Ten years later, we have tears. I explained it’s okay to hurt and cry. Lan asked if he could pray for Noel. I figured it certainly can’t hurt anything. He also asked if dogs go to heaven.

I don’t know.

Yet, I figure since God allowed her to take such good care of us, He would take good care of her. If there is a dog heaven, I’m pretty sure she is there.

Given a bit more time to think, Lan asked about our cat. He looked up something online and decided Lucky should live four more years.

He googled cancer after my poor explanation.

He proudly proclaimed that if Noel could talk she would have said “tell Cam and Lan I love them.”

And she would have.

Years before we gained our initial pet menagerie (three dogs and one cat in less than six months!) I didn’t want any animals. I was adamant. I had enough to do with two young kids and Lan’s diagnosis. My husband traveled seventy-five percent of the time.

Pets would just put more work on me.

Little did I know?

Yes, our animals did give me more work to do but we were blessed by the effect they had on Lan.

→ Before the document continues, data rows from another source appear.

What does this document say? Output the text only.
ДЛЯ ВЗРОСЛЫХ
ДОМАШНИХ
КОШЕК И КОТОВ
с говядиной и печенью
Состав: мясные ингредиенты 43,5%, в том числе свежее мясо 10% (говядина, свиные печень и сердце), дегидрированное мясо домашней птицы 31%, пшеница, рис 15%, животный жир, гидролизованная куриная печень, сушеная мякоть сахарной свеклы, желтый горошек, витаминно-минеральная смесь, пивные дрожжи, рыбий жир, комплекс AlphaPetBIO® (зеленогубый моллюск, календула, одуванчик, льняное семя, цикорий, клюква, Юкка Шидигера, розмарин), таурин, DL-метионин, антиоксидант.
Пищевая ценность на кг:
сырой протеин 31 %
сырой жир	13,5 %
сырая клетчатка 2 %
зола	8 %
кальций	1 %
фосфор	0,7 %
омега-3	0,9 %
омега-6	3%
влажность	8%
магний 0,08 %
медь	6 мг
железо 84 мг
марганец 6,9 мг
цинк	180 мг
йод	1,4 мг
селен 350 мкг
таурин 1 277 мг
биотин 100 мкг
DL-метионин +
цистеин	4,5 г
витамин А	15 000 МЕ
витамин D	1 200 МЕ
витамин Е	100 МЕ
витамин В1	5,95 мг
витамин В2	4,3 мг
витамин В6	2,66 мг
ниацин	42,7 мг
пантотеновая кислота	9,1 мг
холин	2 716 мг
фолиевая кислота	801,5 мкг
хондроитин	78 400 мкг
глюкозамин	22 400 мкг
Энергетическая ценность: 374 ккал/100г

Lan was interested in his surroundings, wanted to interact more, felt pride in feeding and tending to his animals. He told people about them! That was a very big deal ten years ago!

I didn’t want pets but God knew what we needed.  last happy Noel picture

Lan talks fine now. Noel taught him about respect, love, compassion, death and loss.

Today he said we should “face forward.”

Not bad advice.

I will be ever grateful for our dear Noel and all she did for us. She was indeed very beautiful inside and out.

Sometimes God gives us what we ask for. Then at other times, He gives us just what we need. 

Oh, give thanks to the Lord, for He is good!